Verissimo: espero que poupem o país da imagem do Lula com correntes nos pés
Em novo texto, escritor Luis Fernando Verissimo comenta a condenação de Lula e discorre sobre texto publicado pelo The New York Times que antecipava a incredulidade na imparcialidade dos desembargadores do TRF-4
por Luis Fernando Verissimo, Globo
Mark Weisbrot dirige o Centro de Pesquisas Econômicas e Políticas, em Washington. Ele escreveu um artigo para o “New York Times” de anteontem sobre o julgamento de Lula, com o título “A democracia brasileira é empurrada para o abismo”. Weisbrot não acreditava na imparcialidade da corte e, no seu artigo, lembra que o juiz que presidiria o painel de apelação já tinha chamado a sentença original do Sergio Moro de “tecnicamente irreparável”, e sua chefe de gabinete já publicara no seu Facebook uma petição pela prisão do ex-presidente, antes de saber o resultado da apelação. O abismo de que escreve Weisbrot é uma queda no passado. Segundo ele, a democracia no Brasil nunca esteve tão frágil, desde o fim do regime militar.
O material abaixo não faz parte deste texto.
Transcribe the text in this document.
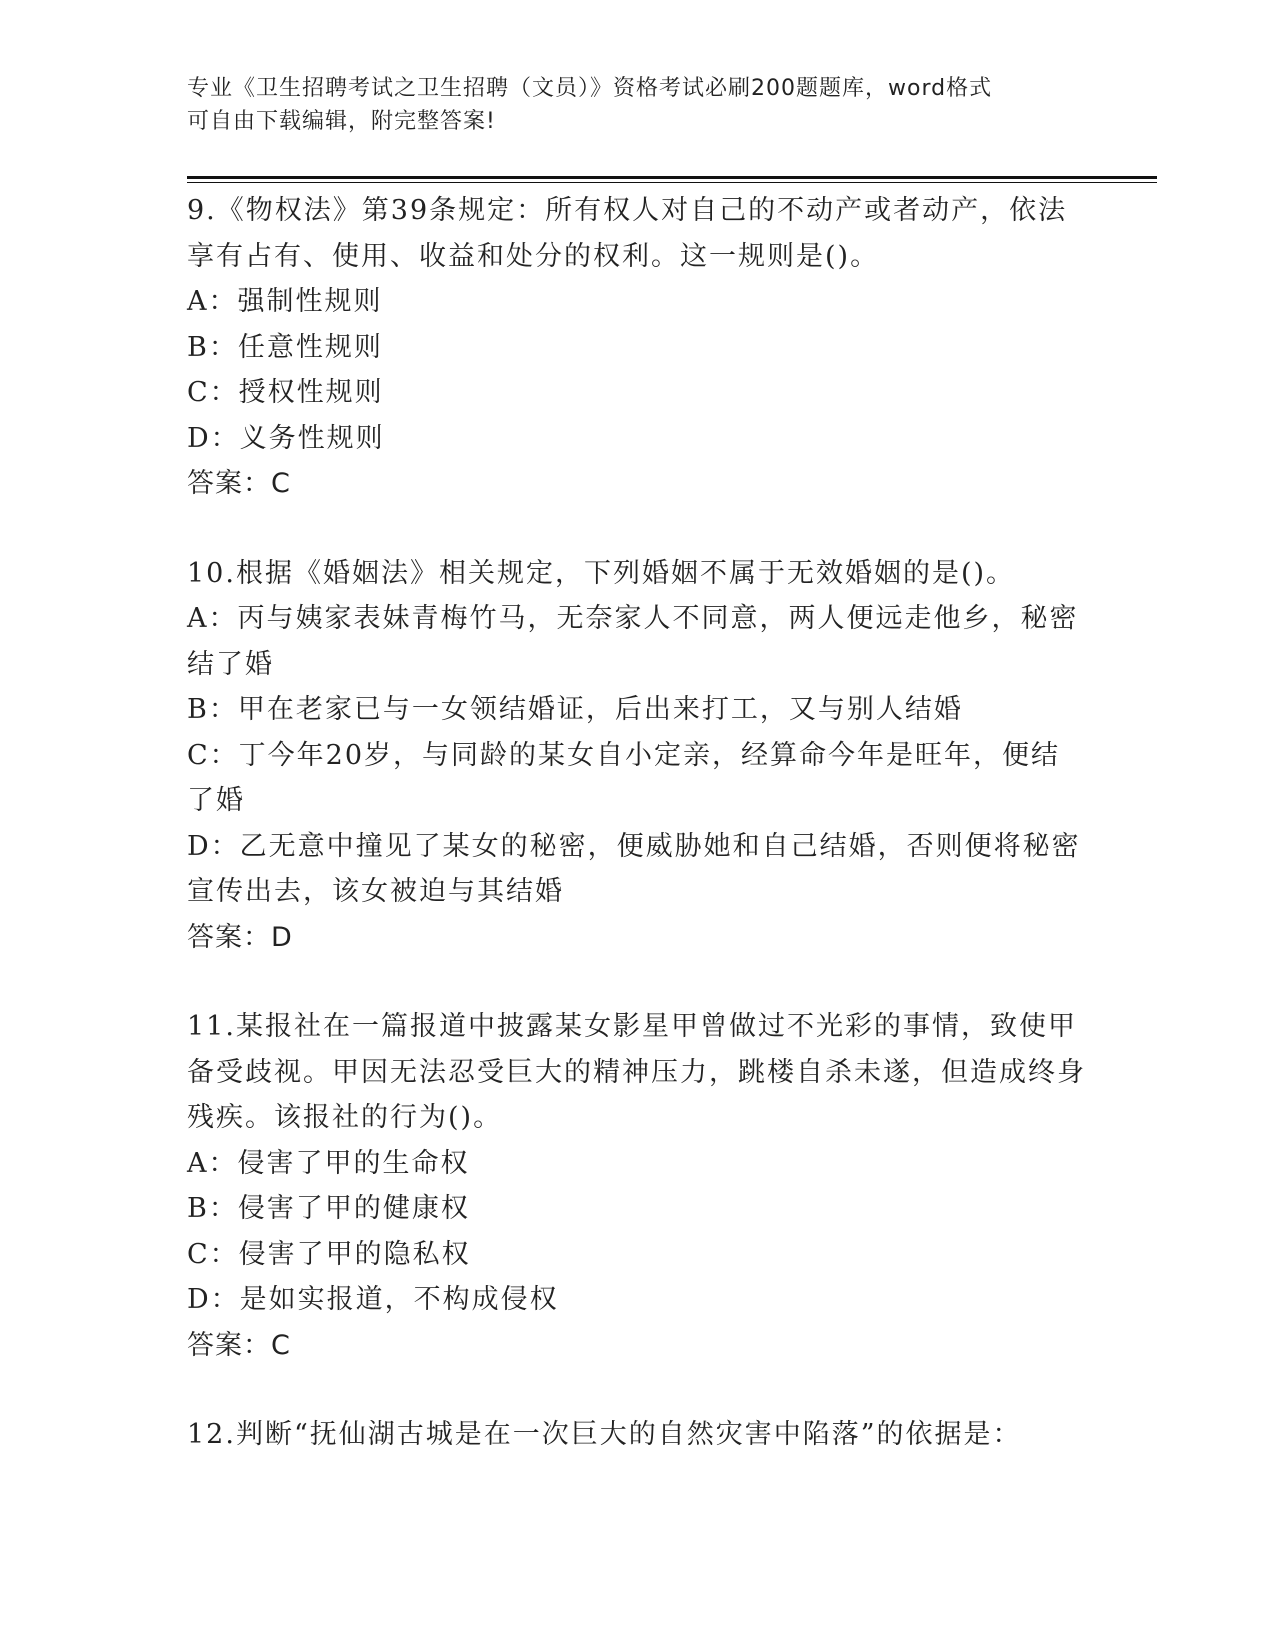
专业《卫生招聘考试之卫生招聘（文员）》资格考试必刷200题题库，word格式
可自由下载编辑，附完整答案!
9.《物权法》第39条规定：所有权人对自己的不动产或者动产，依法享有占有、使用、收益和处分的权利。这一规则是()。
A：强制性规则
B：任意性规则
C：授权性规则
D：义务性规则
答案：C
10.根据《婚姻法》相关规定，下列婚姻不属于无效婚姻的是()。
A：丙与姨家表妹青梅竹马，无奈家人不同意，两人便远走他乡，秘密结了婚
B：甲在老家已与一女领结婚证，后出来打工，又与别人结婚
C：丁今年20岁，与同龄的某女自小定亲，经算命今年是旺年，便结了婚
D：乙无意中撞见了某女的秘密，便威胁她和自己结婚，否则便将秘密宣传出去，该女被迫与其结婚
答案：D
11.某报社在一篇报道中披露某女影星甲曾做过不光彩的事情，致使甲备受歧视。甲因无法忍受巨大的精神压力，跳楼自杀未遂，但造成终身残疾。该报社的行为()。
A：侵害了甲的生命权
B：侵害了甲的健康权
C：侵害了甲的隐私权
D：是如实报道，不构成侵权
答案：C
12.判断“抚仙湖古城是在一次巨大的自然灾害中陷落”的依据是：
Weisbrot cita dois exemplos do que chama de evidente parcialidade de Moro, quando este autorizou a condução coercitiva do Lula — que se oferecera para depor voluntariamente — só pelo espetáculo midiático, e depois a publicação da gravação de uma conversa telefônica entre Lula e a presidente Dilma, proibida por lei. Quanto às acusações que resultaram na condenação de Lula a nove anos de prisão, tecnicamente irreparáveis segundo o presidente do painel de apelação, Weisbrot diz que elas nunca seriam levadas a sério, por exemplo, no sistema judicial americano. Nos Estados Unidos, o julgamento em curso do Lula poderia ser um exemplo do que eles chamam de kangaroo court, um tribunal irregular reunido unicamente para condenar, e danem-se as provas.
Não sei de onde o mr. Weisbrot tira sua informação, e qual é o apito ideológico que ele toca; mas, fora alguns exageros como o abismo que vai nos engolir, o Brasil que ele enxerga lá de Washington é esse mesmo. Ele identifica a deposição da Dilma como o primeiro ato da exceção que vivemos agora, cujo objetivo indiscutível é barrar o futuro político do Lula e do PT.
Enfim, no momento em que escrevo, ninguém sabe o que aconteceu ontem — pra que lado pulou o canguru — e muito menos o que vai acontecer amanhã. Só espero que poupem o país da imagem do Lula arrastando correntes com os pés.